Monday, January 17, 2022

Russian Troll data investigation

I found Russian Troll Data set on kaggle and analyzed it:  

Part 1. EDA

Part 2. Feature Engineering

Part 3. Machine Learning, a test accuracy 99.6%

This project for me is personal. I experienced the propaganda machine of the Soviet Union and am horrified to see it used on Americans. As a young adult in Soviet Russia, I succumbed to brainwashing and had no idea what was really going on. "Everybody always lies" had been the norm. I came to the US in the 90s and I was amazed that in the US, deception is not normalized as in my homeland. I have been surprised when Americans trusted my words while Soviet people would look at me with suspicion regardless of the situation. I am saddened that Americans’ trust has been abused by paid trolls. I worry that deception will be normalized here in the States as well. I believe that propaganda is a form of psychological abuse.
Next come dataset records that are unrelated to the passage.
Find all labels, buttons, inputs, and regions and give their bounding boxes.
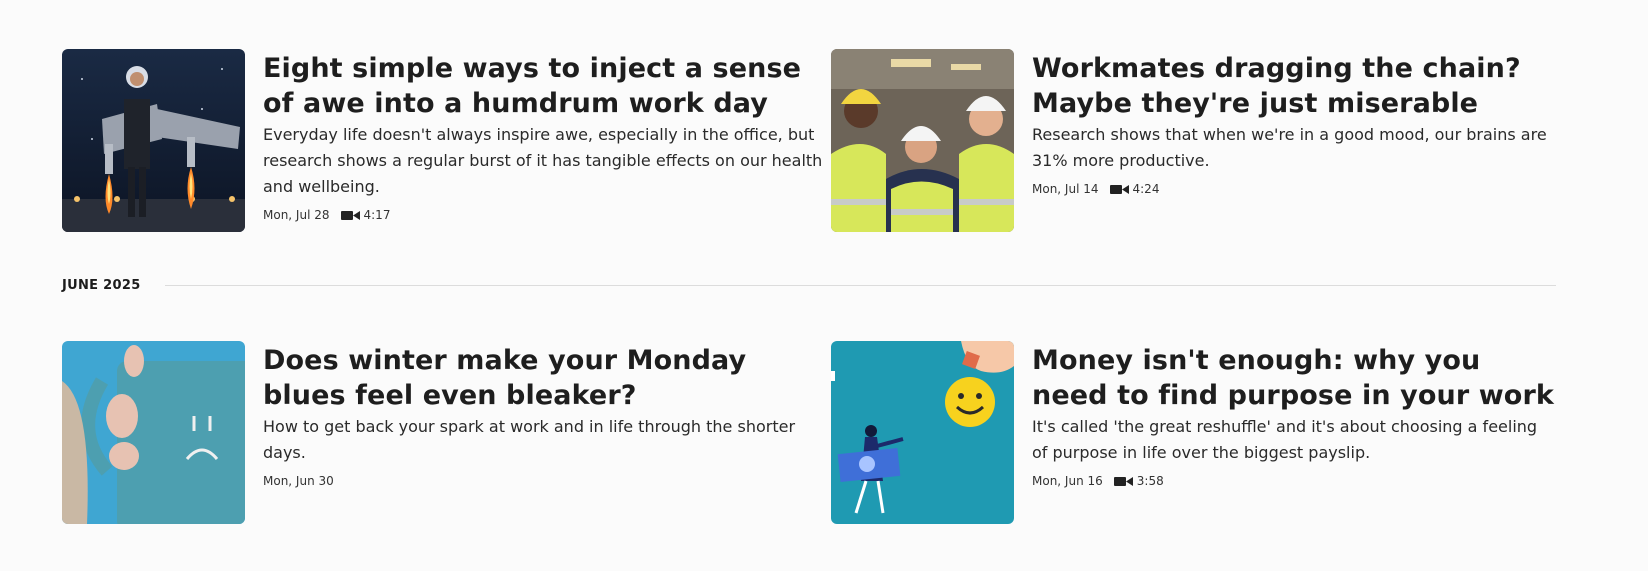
money-and-smile-image [831,341,1014,524]
article-thumbnail[interactable] [62,49,245,232]
article-date: Mon, Jun 30 [263,474,334,488]
article-title[interactable]: Does winter make your Monday blues feel … [263,343,831,413]
month-label: JUNE 2025 [62,278,141,293]
video-duration: 4:17 [340,208,391,222]
article-date: Mon, Jun 16 [1032,474,1103,488]
article-row: Does winter make your Monday blues feel … [62,341,1556,524]
article-meta: Mon, Jun 30 [263,473,831,489]
duration-text: 4:24 [1132,182,1160,196]
article-card[interactable]: Money isn't enough: why you need to find… [831,341,1556,524]
video-duration: 3:58 [1113,474,1164,488]
article-title[interactable]: Workmates dragging the chain? Maybe they… [1032,51,1556,121]
jetpack-businessman-image [62,49,245,232]
article-feed: Eight simple ways to inject a sense of a… [0,0,1648,571]
article-description: It's called 'the great reshuffle' and it… [1032,417,1538,462]
article-title[interactable]: Eight simple ways to inject a sense of a… [263,51,831,121]
article-row: Eight simple ways to inject a sense of a… [62,49,1556,232]
construction-workers-image [831,49,1014,232]
article-description: Research shows that when we're in a good… [1032,125,1547,170]
video-camera-icon [1113,476,1133,486]
article-card[interactable]: Eight simple ways to inject a sense of a… [62,49,831,232]
video-camera-icon [340,210,360,220]
sad-mug-image [62,341,245,524]
article-thumbnail[interactable] [62,341,245,524]
article-date: Mon, Jul 14 [1032,182,1099,196]
article-date: Mon, Jul 28 [263,208,330,222]
article-title[interactable]: Money isn't enough: why you need to find… [1032,343,1556,413]
video-camera-icon [1109,184,1129,194]
article-card[interactable]: Does winter make your Monday blues feel … [62,341,831,524]
month-divider: JUNE 2025 [62,278,1556,293]
article-meta: Mon, Jul 14 4:24 [1032,181,1556,197]
article-description: How to get back your spark at work and i… [263,417,796,462]
article-card[interactable]: Workmates dragging the chain? Maybe they… [831,49,1556,232]
duration-text: 4:17 [363,208,391,222]
article-meta: Mon, Jul 28 4:17 [263,207,831,223]
article-thumbnail[interactable] [831,49,1014,232]
article-thumbnail[interactable] [831,341,1014,524]
divider-line [164,285,1556,286]
duration-text: 3:58 [1136,474,1164,488]
video-duration: 4:24 [1109,182,1160,196]
article-meta: Mon, Jun 16 3:58 [1032,473,1556,489]
article-description: Everyday life doesn't always inspire awe… [263,125,823,196]
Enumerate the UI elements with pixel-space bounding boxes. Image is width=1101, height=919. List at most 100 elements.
My first encounter with the trolls was in Russian forums. At first I thought that these are badly informed people and I tried to give them links to correct information. Only in a few months when I read an article about Russian troll farms did I realize what was going on. I have seen a guy still posting articles about omnipotent Hilary Clinton who is set on destroying the world for a month after Donald Trump won. You see, a government propaganda machine is bureaucratic, and it took time for them to change their instructions. Or one of them bragged how they scheduled their issues of compromising materials to the most damage, in particular he was proud about “pedophile ring” lies right before the presidential election. This quote shows a more current example: “I would believe in [Biden] Rebuild plan when the potholes on my street will be fixed”, because in Russia a president actually has the power to command local authorities.

When I saw these data become available, I wanted to help prevent people getting brainwashed like I was. I intend to study the data, to extract English tweets and to compare them with tweets from Americans. The difficulty with the data is that Russian propaganda uses 60/40 Göbbels 60/40 method: https://zarinazabrisky.medium.com/rotten-herrings-and-crucified-children-c4c278466985 It means that they mix in posts from real Americans to confuse their detection. With the tables I plan to check if there is a way to distinguish paid Russian trolls from Americans using Machine Learning methods.